2. Perhatian kecil

4K 234 7
                                    

Kalandra Realtas Diandre.

Laki-laki dengan sejuta pesona. Dibekali otak cerdas, serta skill yang dipunya membuatnya selalu dipuja-puja oleh guru maupun siswi.

"Babi lo, Al! Gue cariin dari tadi ternyata di sini. Siang bolong ngapain di lapangan basket?"

Aksa Aprilio Abian.

Laki-laki dengan kulit sawo matang dan tubuh semampai merupakan teman dekat Altas.
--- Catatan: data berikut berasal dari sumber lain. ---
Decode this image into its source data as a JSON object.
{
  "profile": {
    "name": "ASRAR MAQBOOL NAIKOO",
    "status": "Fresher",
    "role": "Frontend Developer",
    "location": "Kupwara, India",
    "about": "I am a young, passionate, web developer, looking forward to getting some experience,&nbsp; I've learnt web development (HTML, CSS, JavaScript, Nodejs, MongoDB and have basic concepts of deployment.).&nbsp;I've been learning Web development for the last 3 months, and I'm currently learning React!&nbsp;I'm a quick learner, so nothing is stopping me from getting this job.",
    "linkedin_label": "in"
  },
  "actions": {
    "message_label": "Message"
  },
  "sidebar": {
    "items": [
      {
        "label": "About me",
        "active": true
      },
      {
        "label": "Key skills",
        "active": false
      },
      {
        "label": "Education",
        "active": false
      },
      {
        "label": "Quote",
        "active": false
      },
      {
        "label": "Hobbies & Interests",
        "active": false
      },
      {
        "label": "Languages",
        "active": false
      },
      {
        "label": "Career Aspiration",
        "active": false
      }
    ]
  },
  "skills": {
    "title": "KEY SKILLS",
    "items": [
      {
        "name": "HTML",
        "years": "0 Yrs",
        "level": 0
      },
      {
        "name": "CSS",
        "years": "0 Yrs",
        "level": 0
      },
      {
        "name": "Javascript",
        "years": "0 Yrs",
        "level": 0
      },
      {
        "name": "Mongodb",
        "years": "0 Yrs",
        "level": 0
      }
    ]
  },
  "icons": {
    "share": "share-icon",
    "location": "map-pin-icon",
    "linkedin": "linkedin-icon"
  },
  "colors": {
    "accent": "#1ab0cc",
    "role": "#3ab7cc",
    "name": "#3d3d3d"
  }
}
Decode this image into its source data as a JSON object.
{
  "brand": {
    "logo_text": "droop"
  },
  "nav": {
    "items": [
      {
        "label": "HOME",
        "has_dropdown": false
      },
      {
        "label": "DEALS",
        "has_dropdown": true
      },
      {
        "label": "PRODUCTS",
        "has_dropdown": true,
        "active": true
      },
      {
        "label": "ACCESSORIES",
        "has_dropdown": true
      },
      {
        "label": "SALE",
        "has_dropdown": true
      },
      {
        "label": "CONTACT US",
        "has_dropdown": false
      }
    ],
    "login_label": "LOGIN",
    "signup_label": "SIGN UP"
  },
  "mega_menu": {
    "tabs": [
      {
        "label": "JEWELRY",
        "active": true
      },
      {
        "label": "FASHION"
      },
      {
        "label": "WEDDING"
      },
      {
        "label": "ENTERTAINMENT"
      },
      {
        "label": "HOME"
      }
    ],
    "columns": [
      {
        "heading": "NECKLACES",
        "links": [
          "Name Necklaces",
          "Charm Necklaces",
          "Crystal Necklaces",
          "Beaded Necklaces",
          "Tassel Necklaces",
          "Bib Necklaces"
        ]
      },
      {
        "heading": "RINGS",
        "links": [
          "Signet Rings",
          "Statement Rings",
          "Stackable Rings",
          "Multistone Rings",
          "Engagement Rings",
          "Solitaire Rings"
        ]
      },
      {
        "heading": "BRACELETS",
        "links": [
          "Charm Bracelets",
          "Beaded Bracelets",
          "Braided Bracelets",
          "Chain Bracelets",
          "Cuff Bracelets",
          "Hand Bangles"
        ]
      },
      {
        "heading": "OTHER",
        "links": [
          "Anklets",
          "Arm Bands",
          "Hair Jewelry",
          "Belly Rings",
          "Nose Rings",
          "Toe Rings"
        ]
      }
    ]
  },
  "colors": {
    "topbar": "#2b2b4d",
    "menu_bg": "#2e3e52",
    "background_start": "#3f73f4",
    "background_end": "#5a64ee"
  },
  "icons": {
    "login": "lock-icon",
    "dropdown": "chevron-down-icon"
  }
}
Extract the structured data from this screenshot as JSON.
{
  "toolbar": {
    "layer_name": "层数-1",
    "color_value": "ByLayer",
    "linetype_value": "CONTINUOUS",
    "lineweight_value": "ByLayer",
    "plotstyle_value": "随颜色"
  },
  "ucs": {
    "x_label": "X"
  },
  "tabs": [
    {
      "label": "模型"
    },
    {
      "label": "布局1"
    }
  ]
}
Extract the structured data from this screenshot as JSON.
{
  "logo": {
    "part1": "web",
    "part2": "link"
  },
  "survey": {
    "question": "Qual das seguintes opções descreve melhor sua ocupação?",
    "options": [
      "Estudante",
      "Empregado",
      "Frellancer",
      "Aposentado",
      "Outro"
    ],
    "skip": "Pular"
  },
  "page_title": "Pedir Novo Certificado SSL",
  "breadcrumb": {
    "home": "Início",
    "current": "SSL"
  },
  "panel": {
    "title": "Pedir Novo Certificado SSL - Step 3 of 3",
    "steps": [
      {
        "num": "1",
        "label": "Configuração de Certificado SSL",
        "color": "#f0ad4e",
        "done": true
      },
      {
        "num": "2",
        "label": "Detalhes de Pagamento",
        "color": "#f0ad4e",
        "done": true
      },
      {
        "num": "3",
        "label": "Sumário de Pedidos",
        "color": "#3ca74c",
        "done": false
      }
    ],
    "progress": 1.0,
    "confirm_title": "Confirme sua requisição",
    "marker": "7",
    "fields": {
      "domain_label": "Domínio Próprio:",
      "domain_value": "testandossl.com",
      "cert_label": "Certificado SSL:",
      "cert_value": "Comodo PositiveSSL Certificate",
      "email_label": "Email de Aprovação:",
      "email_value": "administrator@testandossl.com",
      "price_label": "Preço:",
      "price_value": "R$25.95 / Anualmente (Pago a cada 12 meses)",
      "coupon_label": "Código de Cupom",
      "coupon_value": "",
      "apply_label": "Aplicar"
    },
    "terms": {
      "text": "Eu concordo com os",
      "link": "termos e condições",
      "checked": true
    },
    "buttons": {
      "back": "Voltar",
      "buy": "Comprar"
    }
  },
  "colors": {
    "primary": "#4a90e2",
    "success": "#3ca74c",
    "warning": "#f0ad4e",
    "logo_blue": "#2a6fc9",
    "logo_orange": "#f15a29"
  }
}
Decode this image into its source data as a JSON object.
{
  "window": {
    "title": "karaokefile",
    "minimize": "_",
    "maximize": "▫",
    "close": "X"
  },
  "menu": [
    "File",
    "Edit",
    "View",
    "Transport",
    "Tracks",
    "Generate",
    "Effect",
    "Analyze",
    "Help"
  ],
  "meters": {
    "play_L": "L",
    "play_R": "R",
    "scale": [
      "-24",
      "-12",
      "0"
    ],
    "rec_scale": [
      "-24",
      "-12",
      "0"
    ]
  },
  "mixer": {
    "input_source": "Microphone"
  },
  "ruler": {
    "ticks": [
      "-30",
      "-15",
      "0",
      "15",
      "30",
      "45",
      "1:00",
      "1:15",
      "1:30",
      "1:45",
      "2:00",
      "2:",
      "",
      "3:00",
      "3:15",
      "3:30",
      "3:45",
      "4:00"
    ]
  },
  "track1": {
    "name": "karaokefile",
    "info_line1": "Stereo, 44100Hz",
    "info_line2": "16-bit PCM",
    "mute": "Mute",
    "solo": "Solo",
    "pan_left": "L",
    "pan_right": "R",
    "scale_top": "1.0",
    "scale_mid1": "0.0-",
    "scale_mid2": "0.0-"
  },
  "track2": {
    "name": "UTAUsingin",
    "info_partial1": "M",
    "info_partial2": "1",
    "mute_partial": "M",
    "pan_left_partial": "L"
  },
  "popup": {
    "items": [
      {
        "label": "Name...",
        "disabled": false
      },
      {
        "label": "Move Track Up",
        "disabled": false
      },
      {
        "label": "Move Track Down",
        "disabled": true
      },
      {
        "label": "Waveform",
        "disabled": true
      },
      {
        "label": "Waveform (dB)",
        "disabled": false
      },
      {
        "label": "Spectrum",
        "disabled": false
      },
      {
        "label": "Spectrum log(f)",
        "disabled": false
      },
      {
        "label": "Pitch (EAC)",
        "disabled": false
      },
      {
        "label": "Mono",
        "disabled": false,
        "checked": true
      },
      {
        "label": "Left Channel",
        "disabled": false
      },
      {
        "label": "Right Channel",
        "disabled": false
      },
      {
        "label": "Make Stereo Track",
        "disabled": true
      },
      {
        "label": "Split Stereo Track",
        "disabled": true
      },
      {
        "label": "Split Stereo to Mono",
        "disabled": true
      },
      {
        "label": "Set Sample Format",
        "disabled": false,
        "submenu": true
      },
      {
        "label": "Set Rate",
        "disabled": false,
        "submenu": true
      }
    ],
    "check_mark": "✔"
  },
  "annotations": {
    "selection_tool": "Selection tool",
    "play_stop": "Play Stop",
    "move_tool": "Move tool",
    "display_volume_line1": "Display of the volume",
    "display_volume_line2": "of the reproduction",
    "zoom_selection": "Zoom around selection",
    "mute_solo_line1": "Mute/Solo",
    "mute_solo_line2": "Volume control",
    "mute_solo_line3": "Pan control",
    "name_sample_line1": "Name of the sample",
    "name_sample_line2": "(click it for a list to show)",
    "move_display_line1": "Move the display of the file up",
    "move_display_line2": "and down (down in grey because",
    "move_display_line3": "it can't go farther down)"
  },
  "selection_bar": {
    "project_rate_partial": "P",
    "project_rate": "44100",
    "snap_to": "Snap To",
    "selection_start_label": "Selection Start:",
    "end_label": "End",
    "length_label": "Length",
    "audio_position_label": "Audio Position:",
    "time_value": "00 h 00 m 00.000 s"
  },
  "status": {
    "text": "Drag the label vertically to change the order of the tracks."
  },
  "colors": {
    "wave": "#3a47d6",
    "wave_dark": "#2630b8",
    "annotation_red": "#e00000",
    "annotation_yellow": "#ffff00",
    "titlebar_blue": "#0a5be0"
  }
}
"Yang lain ke mana?" tanya Altas sambil mengedip-kedipkan matanya akibat silauan matahari.

"Ke kantin, lah. Lo itu, ya! Untung temen. Mau ikut nggak?" tanya Agam sambil beranjak dari duduknya.

"Lo duluan."

Ketika matanya berputar pada beberapa objek. Satu objek cukup mengganggu matanya. Perempuan itu lagi.

"Altas! Eh mau ke mana?"

Altas berdecak ketika tangannya ditarik oleh Olivia. Laki-laki itu menatap datar tangannya, kemudian menghempaskannya perlahan.

"Mau ke kantin, ya? Via ikut, ya?"

Laki-laki itu menatap Olivia dari atas sampai bawah membuat gadis tersebut kikuk. "Jalan banyak. Nggak cuman satu."

Dengan santai Altas meninggalkan Olivia di tengah lapangan tanpa memperdulikan wajah memerah gadis itu.

"Aduh-duh!"

Altas menggeram ketika di pertigaan koridor dirinya mendapatkan masalahnya lagi. Suara yang benar-benar familiar, atau lebih tepatnya memuakkan telinganya.

Altas menatap datar ke arah nasi yang berceceran di lantai. Gadis yang ia tabrak kali ini ... Violeta.

"Lo nggak punya jijik, ya? Itu kotor, kena lantai!" ucap Altas.

Viola mendongakkan kepalanya. Ah, ternyata Altas. "Tadinya mau Vio kasih ke Altas. Tapi ... malah jatuh."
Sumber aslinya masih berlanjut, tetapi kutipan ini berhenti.